Effects of casting speed on microstructural and tensile properties of Al–Mg–Si alloy fabricated by horizontal and vertical twin-roll casting

Abstract

For the development of Al–Mg–Si strips with high mechanical performance via twin-roll casting (TRC) technology, it is necessary to understand through comparative analysis of traditional horizontal twin-roll casting (HTRC) and promising vertical twin-roll casting (VTRC) technologies. In this study, two types of Al–Mg–Si alloys (denoted as H-alloy and V-alloy) were fabricated by HTRC and VTRC using different casting speeds (0.69 and 20 m/min, respectively). The microstructural evolution and mechanical properties of the two alloys were comprehensively assessed and compared.
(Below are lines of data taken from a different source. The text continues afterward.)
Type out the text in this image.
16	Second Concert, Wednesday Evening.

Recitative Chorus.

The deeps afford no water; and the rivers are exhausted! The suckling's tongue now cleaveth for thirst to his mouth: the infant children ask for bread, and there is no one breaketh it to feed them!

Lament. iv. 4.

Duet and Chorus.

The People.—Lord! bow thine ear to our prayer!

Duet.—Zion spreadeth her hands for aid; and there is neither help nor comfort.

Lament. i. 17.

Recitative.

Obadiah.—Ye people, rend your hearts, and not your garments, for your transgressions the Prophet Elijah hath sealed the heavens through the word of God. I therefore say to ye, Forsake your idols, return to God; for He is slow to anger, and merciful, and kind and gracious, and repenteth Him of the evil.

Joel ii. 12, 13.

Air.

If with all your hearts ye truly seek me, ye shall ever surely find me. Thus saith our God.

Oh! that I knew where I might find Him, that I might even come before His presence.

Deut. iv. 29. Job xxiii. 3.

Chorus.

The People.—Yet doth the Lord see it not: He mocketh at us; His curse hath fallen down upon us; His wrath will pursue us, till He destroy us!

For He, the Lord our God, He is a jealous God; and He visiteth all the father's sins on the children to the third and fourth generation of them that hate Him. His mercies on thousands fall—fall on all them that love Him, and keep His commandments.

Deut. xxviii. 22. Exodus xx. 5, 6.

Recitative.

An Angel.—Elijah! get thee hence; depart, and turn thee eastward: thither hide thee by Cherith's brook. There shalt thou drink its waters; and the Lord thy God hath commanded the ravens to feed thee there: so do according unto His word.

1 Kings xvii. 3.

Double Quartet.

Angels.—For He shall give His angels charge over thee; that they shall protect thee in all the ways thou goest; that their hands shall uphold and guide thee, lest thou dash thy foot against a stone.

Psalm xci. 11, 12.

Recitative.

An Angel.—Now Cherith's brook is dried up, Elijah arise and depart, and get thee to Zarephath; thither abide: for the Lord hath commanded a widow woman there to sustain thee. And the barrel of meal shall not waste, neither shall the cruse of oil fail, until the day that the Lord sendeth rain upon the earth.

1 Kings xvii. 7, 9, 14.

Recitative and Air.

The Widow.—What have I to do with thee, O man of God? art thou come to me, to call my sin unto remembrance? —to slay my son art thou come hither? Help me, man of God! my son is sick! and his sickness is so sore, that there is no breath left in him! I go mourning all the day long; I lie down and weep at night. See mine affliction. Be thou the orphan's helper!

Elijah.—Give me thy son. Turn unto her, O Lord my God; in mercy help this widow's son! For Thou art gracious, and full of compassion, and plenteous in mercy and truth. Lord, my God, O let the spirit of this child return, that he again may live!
To reveal the microstructural characteristics, various techniques including energy-dispersive X-ray spectroscopy (EDS), electron backscatter diffraction (EBSD), texture calculation and differential scanning calorimetry (DSC) were utilized. Center segregation occurred in H-alloy and V-alloy in the form of channel segregation and segregation bands, respectively. Moreover, the texture components of H-alloy showed rolling and shear textures, indicating continuous casting with hot-rolling during HTRC; however, those of V-alloy showed a random texture, indicating the absence of hot-rolling during VTRC. Therefore, the amount of plastic deformation in H-alloy was greater than that in V-alloy, which increased the yield strength through dislocation strengthening. Furthermore, solid-solution strengthening and precipitation strengthening primarily helped improve the strength of V-alloy, whereas pre-existing voids caused premature fracture. Our comparative analysis of the microstructural evolution and tensile properties realized by HTRC and VTRC is anticipated to broaden the understanding of twin-roll-cast strips.